This isn’t open source versus closed source. Closed source software doesn’t try to take ownership of the data it touches. This is something more. OpenAI, for example, is clear(ish) that users own the outputs of their prompts, but that users can’t use those outputs to train a competing model. That would violate OpenAI’s terms and conditions. This isn’t really different from Meta’s Llama being open to use—unless you’re competing at scale.
And yet, it is different. OpenAI seems to be suggesting that its input (training) data should be open and unfettered, but the data others use (including data that competitive LLMs have recycled from OpenAI) can be closed. This is muddy, murky new ground, and it doesn’t bode well for adoption if enterprise customers have to worry—even a little bit—about their output data being owned by the model vendors. The heart of the issue is trust and customer control, not open source versus closed source.
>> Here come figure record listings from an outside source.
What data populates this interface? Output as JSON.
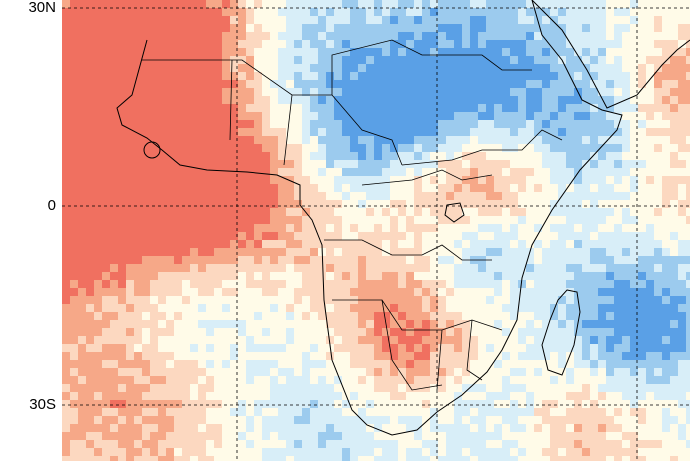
{
  "map": {
    "latitude_labels": [
      "30N",
      "0",
      "30S"
    ],
    "palette": {
      "strong_positive": "#f07060",
      "positive": "#f6a888",
      "weak_positive": "#fcd8c0",
      "neutral": "#fffbe8",
      "weak_negative": "#d8eef8",
      "negative": "#9ccbee",
      "strong_negative": "#5aa0e6",
      "land_outline": "#000000",
      "grid_line": "#000000"
    }
  }
}
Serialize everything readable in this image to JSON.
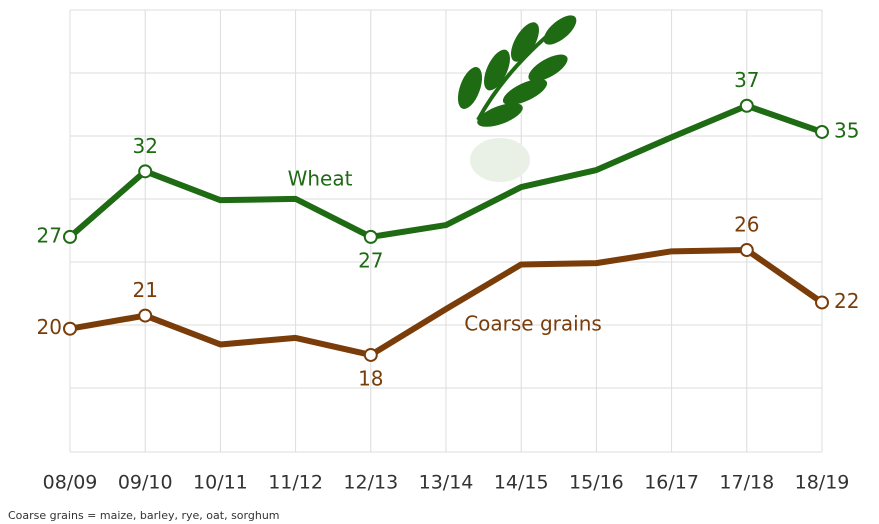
{
  "chart_data": {
    "type": "line",
    "categories": [
      "08/09",
      "09/10",
      "10/11",
      "11/12",
      "12/13",
      "13/14",
      "14/15",
      "15/16",
      "16/17",
      "17/18",
      "18/19"
    ],
    "series": [
      {
        "name": "Wheat",
        "color": "#1e6b14",
        "values": [
          27,
          32,
          29.8,
          29.9,
          27,
          27.9,
          30.8,
          32.1,
          34.6,
          37,
          35
        ],
        "value_labels": [
          "27",
          "32",
          null,
          null,
          "27",
          null,
          null,
          null,
          null,
          "37",
          "35"
        ]
      },
      {
        "name": "Coarse grains",
        "color": "#7a3d0a",
        "values": [
          20,
          21,
          18.8,
          19.3,
          18,
          21.5,
          24.9,
          25,
          25.9,
          26,
          22
        ],
        "value_labels": [
          "20",
          "21",
          null,
          null,
          "18",
          null,
          null,
          null,
          null,
          "26",
          "22"
        ]
      }
    ],
    "ylim": [
      10.6,
      44.3
    ],
    "footnote": "Coarse grains = maize, barley, rye, oat, sorghum"
  }
}
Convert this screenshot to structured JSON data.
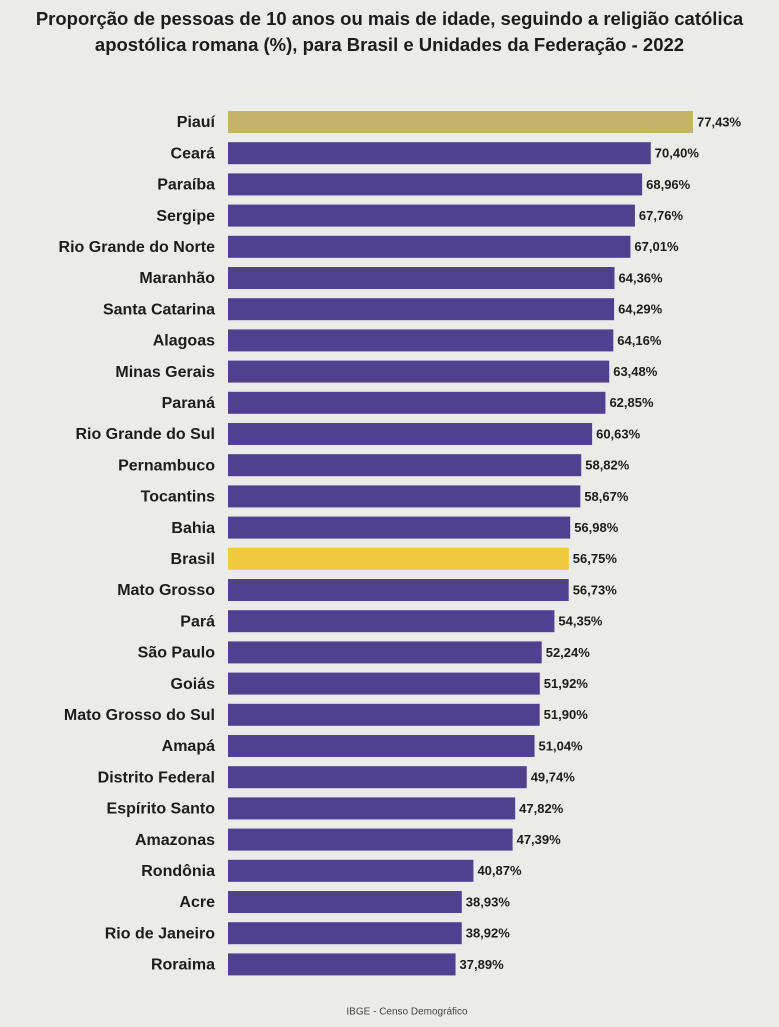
{
  "chart_data": {
    "type": "bar",
    "orientation": "horizontal",
    "title": "Proporção de pessoas de 10 anos ou mais de idade, seguindo a religião católica apostólica romana (%), para Brasil e Unidades da Federação - 2022",
    "categories": [
      "Piauí",
      "Ceará",
      "Paraíba",
      "Sergipe",
      "Rio Grande do Norte",
      "Maranhão",
      "Santa Catarina",
      "Alagoas",
      "Minas Gerais",
      "Paraná",
      "Rio Grande do Sul",
      "Pernambuco",
      "Tocantins",
      "Bahia",
      "Brasil",
      "Mato Grosso",
      "Pará",
      "São Paulo",
      "Goiás",
      "Mato Grosso do Sul",
      "Amapá",
      "Distrito Federal",
      "Espírito Santo",
      "Amazonas",
      "Rondônia",
      "Acre",
      "Rio de Janeiro",
      "Roraima"
    ],
    "values": [
      77.43,
      70.4,
      68.96,
      67.76,
      67.01,
      64.36,
      64.29,
      64.16,
      63.48,
      62.85,
      60.63,
      58.82,
      58.67,
      56.98,
      56.75,
      56.73,
      54.35,
      52.24,
      51.92,
      51.9,
      51.04,
      49.74,
      47.82,
      47.39,
      40.87,
      38.93,
      38.92,
      37.89
    ],
    "value_labels": [
      "77,43%",
      "70,40%",
      "68,96%",
      "67,76%",
      "67,01%",
      "64,36%",
      "64,29%",
      "64,16%",
      "63,48%",
      "62,85%",
      "60,63%",
      "58,82%",
      "58,67%",
      "56,98%",
      "56,75%",
      "56,73%",
      "54,35%",
      "52,24%",
      "51,92%",
      "51,90%",
      "51,04%",
      "49,74%",
      "47,82%",
      "47,39%",
      "40,87%",
      "38,93%",
      "38,92%",
      "37,89%"
    ],
    "colors": [
      "#c6b36b",
      "#4f4190",
      "#4f4190",
      "#4f4190",
      "#4f4190",
      "#4f4190",
      "#4f4190",
      "#4f4190",
      "#4f4190",
      "#4f4190",
      "#4f4190",
      "#4f4190",
      "#4f4190",
      "#4f4190",
      "#f0c93c",
      "#4f4190",
      "#4f4190",
      "#4f4190",
      "#4f4190",
      "#4f4190",
      "#4f4190",
      "#4f4190",
      "#4f4190",
      "#4f4190",
      "#4f4190",
      "#4f4190",
      "#4f4190",
      "#4f4190"
    ],
    "source": "IBGE - Censo Demográfico"
  }
}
Exacerbating enterprise mistrust
RedMonk cofounder Steve O’Grady nicely sums up enterprise concern with AI: “Enterprises recognize that to maximize the benefit from AI, they need to be able to grant access to their own internal data.” However, they’ve been “unwilling to do this at scale” because they don’t trust the LLM vendors with their data. OpenAI has exacerbated this mistrust. The vendors that will end up winning will be those that earn customers’ trust. Open source can help with this, but ultimately enterprises don’t care about the license; they care about how the vendor deals with their data. This is just one of the reasons AWS and Microsoft were first to build booming cloud businesses. Enterprises trusted them to take care of their sensitive data.